Hundreds of charred corpses still lay in the burned-out shell of the church in the green hills of southwest Uganda on Sunday as rain fell through the collapsed iron roof of the building.

The bodies included the tiny corpses of at least 11 children and probably many more.

Some of the corpses, with their hair and clothes burnt away and their features obliterated, stretched out their arms in what looked like an appeal for help while others lay face down or balanced on their elbows with their heads back.

Still more seemed to be huddling together against the flames.

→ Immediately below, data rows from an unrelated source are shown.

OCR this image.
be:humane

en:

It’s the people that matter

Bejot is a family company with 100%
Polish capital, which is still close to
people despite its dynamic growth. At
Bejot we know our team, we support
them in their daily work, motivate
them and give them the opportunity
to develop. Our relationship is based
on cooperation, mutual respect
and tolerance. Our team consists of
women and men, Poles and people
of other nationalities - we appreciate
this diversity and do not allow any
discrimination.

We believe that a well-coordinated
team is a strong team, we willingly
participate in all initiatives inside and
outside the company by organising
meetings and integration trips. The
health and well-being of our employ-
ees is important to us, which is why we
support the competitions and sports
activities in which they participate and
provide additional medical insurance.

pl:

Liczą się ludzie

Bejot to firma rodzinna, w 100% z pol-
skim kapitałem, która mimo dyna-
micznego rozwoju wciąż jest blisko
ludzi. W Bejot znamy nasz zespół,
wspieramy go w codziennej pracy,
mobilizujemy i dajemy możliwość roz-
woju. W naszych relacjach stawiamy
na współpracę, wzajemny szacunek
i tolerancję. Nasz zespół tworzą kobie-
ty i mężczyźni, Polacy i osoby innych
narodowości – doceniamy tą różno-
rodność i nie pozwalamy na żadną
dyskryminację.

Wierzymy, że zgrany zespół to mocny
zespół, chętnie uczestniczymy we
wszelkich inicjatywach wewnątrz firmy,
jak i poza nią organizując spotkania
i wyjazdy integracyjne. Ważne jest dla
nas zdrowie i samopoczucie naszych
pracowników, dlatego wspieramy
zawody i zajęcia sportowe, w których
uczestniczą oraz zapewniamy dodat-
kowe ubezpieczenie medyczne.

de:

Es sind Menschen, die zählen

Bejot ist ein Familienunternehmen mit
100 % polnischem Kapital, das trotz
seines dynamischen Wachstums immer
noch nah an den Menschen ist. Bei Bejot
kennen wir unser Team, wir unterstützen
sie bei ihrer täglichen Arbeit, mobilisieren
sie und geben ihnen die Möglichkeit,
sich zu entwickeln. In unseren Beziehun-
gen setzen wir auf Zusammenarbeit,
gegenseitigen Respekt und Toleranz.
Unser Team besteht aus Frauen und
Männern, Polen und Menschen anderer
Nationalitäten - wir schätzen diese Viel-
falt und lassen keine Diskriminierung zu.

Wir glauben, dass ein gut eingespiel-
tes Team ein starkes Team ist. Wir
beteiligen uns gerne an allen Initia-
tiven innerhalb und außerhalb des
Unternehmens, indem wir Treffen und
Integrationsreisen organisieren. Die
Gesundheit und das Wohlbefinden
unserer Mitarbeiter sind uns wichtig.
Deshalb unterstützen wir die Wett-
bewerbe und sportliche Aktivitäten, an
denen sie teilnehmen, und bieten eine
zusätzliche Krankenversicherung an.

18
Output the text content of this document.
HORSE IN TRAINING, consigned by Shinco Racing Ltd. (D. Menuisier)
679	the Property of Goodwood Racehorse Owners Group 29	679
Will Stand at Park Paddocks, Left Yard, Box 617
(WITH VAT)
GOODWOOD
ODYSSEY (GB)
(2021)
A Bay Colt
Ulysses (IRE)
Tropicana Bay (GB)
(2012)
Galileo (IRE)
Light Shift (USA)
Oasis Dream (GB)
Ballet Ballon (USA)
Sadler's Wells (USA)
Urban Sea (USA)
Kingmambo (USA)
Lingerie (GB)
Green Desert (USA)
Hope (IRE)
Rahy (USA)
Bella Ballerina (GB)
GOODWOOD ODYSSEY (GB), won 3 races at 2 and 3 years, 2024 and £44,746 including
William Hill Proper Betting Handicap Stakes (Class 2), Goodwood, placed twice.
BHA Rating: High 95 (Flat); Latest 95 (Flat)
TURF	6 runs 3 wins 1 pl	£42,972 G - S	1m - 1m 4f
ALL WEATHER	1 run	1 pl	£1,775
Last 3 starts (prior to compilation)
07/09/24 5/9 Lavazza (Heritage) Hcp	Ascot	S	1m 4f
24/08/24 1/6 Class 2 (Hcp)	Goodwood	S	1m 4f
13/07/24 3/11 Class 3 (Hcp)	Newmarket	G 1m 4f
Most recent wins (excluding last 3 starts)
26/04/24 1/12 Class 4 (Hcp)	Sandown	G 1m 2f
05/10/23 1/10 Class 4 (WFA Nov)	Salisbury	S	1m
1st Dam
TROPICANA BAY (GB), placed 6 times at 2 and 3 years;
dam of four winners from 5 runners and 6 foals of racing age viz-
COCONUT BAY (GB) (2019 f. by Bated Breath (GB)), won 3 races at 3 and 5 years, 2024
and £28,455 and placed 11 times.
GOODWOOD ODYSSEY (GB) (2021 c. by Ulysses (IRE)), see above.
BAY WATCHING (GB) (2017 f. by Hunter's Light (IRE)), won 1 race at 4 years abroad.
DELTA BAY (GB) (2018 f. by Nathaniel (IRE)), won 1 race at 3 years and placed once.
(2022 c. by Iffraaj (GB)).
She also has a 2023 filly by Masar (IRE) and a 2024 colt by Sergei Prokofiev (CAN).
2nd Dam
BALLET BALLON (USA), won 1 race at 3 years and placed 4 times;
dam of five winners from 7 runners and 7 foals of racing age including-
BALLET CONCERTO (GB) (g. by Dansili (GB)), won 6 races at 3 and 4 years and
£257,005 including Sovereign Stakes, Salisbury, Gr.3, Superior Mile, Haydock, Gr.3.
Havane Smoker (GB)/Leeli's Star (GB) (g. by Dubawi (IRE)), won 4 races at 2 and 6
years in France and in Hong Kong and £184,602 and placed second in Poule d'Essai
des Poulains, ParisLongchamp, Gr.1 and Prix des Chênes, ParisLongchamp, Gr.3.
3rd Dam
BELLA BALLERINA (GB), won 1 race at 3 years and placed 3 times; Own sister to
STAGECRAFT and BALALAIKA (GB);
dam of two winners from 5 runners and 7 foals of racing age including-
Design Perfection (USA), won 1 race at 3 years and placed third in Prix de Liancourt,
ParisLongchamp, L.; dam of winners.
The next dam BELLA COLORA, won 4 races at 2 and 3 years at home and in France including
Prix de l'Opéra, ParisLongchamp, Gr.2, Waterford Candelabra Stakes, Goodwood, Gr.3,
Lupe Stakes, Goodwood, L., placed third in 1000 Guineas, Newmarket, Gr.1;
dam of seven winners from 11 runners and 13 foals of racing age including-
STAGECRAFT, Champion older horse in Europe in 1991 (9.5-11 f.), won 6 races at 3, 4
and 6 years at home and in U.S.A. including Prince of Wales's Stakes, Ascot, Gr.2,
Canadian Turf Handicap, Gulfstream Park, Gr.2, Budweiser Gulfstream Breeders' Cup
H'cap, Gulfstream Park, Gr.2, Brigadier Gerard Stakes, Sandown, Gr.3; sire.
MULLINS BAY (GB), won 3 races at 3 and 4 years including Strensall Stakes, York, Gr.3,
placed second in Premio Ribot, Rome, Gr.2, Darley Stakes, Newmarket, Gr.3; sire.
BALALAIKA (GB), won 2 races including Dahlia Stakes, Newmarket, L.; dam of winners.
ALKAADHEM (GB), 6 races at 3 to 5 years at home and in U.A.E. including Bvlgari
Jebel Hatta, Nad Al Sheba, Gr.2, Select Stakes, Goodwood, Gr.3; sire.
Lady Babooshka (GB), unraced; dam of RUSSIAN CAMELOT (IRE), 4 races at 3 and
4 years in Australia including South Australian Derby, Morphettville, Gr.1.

One baby was curled up like a fetus on the ground.

A Reuters correspondent at the scene said there were at least 200 bodies in the church, but local villagers said they believed two or three times that number were living in the compound of which the church was a part and could have all died.

The Ugandan police stuck to an estimate of 235, the number of cult members registered with the local administration, while Ugandan radio, monitored by the BBC, said more than 300 may have died.

A large drum which police believe contained fuel, sat at one end of the church along with the remains of several jerry cans.

``There was a big bang and then another,'' district administrator Kalule Sengo told Reuters at the site. ``It must have been an explosion as a result of fuel.''

Locals said they would probably never know if all the cult members knew what exactly was about to happen, and police said they were treating the case as both suicide and murder because of the involvement of children.

Last Supper

In a nearby dormitory, chicken bones and millet bread bore witness to the last party the cult members enjoyed.

Local officials said the cultists had slaughtered a cow and ordered 70 crates of soda the night before taking their lives.

Kanungu, 200 miles from the capital Kampala, is tucked down in a remote corner of southwestern Uganda, a country dictator Idi Amin once made a byword for African horrors.

Just to the west lies the Democratic Republic of the Congo, where armies of six African states have been sucked into a messy civil war. South is Rwanda, where 800,000 people were slaughtered in the 1994 genocide.

Cult leaders, who included former opposition political activist Joseph Kibwetere as well as two excommunicated priests, taught that the world would end in 2000.

Papers said the cult had been under investigation by local authorities since 1998 for mistreating and possibly kidnapping children, after a primary school they were running with 300 children was closed down.

They said it was not clear if Kibwetere and other cult leaders had been present at the mass suicide, with the New Vision reporting the self-styled prophet was last seen in hospital in neighboring Kenya suffering from heart problems.

In September, police in central Uganda disbanded another Doomsday cult, the 1,000-member ``World Message Last Warning'' sect. The leaders were charged with rape, kidnapping and illegal confinement.

The largest mass suicide of recent times took place in 1978 when a paranoid U.S. pastor, the Reverend Jim Jones, led 914 followers to their deaths at Jonestown, Guyana, by drinking a cyanide-laced fruit drink.